Alzheimer’s disease has been a notoriously difficult therapeutic area for developing new therapies. The controversial drug Aduhelm, also developed by Biogen and Eisai, was the first Alzheimer’s drug approved by the FDA in almost 20 years, despite only showing mild improvements in symptoms in those with the condition. However, it is not as effective as lecanemab and its use was recently limited by Medicare to patients in clinical trials only.
The failure of the GRADUATE I and II studies follows on from earlier phase III problems in 2014, when Roche’s SCarlet RoAD trial of gantenerumab in early Alzheimer’s disease was halted due to an interim futility analysis. Similarly, the phase III Marguerite RoAD study in mild Alzheimer’s, which began in 2014, also failed an interim futility analysis.
Despite this, the company decided to continue developing the drug, suggesting the dosage in the original phase III studies may have been suboptimal. Unfortunately, this hope seems to have been misplaced.

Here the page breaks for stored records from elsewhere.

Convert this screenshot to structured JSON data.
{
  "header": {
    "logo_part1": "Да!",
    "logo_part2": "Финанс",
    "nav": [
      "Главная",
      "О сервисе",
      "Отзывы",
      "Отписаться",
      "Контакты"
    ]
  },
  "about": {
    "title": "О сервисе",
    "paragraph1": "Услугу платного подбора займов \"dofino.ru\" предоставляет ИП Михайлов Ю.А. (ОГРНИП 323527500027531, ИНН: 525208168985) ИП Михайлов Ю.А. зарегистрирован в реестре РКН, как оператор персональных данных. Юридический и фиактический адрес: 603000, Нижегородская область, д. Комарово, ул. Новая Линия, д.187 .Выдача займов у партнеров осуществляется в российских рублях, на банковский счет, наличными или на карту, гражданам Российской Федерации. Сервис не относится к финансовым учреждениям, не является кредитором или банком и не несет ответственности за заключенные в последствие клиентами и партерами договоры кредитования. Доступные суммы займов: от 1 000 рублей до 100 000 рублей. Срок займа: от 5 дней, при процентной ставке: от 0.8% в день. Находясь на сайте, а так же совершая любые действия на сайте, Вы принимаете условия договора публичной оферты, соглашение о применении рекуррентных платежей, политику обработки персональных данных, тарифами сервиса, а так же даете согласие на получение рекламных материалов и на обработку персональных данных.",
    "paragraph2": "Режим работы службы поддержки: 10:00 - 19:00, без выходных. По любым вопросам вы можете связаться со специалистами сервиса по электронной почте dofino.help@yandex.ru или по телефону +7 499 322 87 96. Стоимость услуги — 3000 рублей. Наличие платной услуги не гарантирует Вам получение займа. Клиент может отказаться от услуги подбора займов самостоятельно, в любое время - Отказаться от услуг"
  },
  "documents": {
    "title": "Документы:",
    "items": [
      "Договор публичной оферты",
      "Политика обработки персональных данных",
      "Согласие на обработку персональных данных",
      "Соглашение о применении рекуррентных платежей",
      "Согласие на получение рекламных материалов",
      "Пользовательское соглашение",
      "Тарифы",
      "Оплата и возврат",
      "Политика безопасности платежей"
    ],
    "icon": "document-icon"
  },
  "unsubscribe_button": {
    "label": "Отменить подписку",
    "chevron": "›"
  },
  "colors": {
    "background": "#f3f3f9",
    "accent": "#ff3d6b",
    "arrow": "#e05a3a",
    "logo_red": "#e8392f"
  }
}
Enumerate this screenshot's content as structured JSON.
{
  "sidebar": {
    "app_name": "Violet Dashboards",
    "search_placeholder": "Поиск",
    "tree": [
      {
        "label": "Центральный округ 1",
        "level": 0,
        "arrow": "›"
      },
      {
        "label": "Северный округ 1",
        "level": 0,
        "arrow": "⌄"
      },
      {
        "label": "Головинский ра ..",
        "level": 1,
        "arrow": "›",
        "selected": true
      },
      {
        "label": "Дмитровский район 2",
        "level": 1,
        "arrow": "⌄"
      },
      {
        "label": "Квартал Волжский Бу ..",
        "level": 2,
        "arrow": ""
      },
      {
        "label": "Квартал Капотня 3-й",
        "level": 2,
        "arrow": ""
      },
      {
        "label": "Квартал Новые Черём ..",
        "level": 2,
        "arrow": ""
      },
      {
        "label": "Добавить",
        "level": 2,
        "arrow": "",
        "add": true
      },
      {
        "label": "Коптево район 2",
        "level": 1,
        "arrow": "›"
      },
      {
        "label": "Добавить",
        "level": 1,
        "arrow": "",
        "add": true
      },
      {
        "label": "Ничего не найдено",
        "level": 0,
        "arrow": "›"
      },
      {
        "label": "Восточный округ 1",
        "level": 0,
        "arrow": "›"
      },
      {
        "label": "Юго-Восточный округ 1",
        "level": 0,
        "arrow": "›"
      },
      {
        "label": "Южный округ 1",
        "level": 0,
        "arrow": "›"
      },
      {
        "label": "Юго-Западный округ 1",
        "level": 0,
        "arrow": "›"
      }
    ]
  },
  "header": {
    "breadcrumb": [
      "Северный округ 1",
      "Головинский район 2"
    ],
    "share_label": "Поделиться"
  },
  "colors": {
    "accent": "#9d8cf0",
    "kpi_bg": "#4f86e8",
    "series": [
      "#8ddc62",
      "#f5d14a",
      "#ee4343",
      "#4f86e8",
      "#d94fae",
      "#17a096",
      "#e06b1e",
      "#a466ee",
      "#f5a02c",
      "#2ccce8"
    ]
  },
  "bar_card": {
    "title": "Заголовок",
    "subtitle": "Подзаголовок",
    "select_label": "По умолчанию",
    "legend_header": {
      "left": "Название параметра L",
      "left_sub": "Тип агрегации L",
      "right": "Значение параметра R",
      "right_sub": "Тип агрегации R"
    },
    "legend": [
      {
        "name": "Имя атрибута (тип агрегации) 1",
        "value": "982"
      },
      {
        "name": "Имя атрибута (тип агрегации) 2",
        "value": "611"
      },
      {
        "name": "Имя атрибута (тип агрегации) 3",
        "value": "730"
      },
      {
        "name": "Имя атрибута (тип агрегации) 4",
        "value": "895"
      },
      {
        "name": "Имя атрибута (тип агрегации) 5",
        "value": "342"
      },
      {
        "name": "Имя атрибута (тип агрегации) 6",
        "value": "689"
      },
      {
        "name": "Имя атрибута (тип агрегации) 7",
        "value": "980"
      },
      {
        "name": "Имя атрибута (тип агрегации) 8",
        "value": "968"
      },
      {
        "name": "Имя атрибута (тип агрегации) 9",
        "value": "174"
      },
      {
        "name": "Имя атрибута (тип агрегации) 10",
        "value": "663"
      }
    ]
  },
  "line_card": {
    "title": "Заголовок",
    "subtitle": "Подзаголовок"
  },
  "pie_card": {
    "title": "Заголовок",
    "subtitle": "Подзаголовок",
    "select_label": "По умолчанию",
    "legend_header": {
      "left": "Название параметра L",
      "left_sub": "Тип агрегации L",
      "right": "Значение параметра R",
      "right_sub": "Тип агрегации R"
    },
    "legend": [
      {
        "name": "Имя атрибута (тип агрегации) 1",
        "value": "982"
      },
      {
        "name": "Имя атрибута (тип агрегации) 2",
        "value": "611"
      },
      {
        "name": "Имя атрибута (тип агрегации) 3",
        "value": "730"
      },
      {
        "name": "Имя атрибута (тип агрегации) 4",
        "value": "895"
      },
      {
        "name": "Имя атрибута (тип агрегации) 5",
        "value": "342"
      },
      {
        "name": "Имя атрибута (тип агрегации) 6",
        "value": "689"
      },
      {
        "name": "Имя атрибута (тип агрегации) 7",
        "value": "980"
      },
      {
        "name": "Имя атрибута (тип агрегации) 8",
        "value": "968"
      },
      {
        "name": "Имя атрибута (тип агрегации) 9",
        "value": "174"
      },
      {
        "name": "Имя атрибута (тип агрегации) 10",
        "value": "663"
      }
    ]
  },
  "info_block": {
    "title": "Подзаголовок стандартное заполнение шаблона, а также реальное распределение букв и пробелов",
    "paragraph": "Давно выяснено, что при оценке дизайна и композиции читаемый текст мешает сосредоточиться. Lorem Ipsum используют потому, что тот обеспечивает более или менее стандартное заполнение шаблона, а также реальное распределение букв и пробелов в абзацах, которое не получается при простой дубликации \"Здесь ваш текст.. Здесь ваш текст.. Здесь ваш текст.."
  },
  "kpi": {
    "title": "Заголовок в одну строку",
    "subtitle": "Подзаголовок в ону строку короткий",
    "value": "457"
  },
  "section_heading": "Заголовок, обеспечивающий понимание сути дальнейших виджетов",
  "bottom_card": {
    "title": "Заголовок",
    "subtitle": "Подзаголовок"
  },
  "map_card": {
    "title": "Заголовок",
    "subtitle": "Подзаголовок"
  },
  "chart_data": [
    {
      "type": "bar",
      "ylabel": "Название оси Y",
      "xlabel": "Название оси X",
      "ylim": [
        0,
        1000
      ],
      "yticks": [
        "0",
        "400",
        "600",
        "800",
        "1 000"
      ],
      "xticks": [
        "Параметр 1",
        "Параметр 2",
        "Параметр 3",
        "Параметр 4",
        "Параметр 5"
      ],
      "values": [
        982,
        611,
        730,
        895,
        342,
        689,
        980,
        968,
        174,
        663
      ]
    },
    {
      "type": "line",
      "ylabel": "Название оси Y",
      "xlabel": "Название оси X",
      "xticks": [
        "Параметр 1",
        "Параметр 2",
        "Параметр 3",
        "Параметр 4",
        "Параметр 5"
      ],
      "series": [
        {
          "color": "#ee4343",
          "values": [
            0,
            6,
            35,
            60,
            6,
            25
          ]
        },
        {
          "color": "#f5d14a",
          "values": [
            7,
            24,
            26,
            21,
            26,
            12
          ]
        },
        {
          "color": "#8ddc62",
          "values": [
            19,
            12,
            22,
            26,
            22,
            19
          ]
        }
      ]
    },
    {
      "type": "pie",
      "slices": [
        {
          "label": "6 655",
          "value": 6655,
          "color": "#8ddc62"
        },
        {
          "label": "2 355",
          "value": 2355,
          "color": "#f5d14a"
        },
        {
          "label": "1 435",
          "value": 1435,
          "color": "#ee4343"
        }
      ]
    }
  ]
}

This leaves lecanemab, Biogen and Eisai’s mild Alzheimer’s drug that succeeded at phase III earlier this year, as a prime option for early or mild Alzheimer’s treatment with limited competition assuming approval goes as planned. Lecanemab is currently being reviewed by the FDA under their accelerated approval pathway and a decision is expected in January 2023. Eisai is also planning to submit for full approval in the U.S., Europe, and Japan before the end of March next year.
Roche has not announced the definitive fate of gantenerumab yet, but says it will present the study findings in more detail at the upcoming Clinical Trials on Alzheimer’s Disease Conference on Wednesday, 30 November, 2022.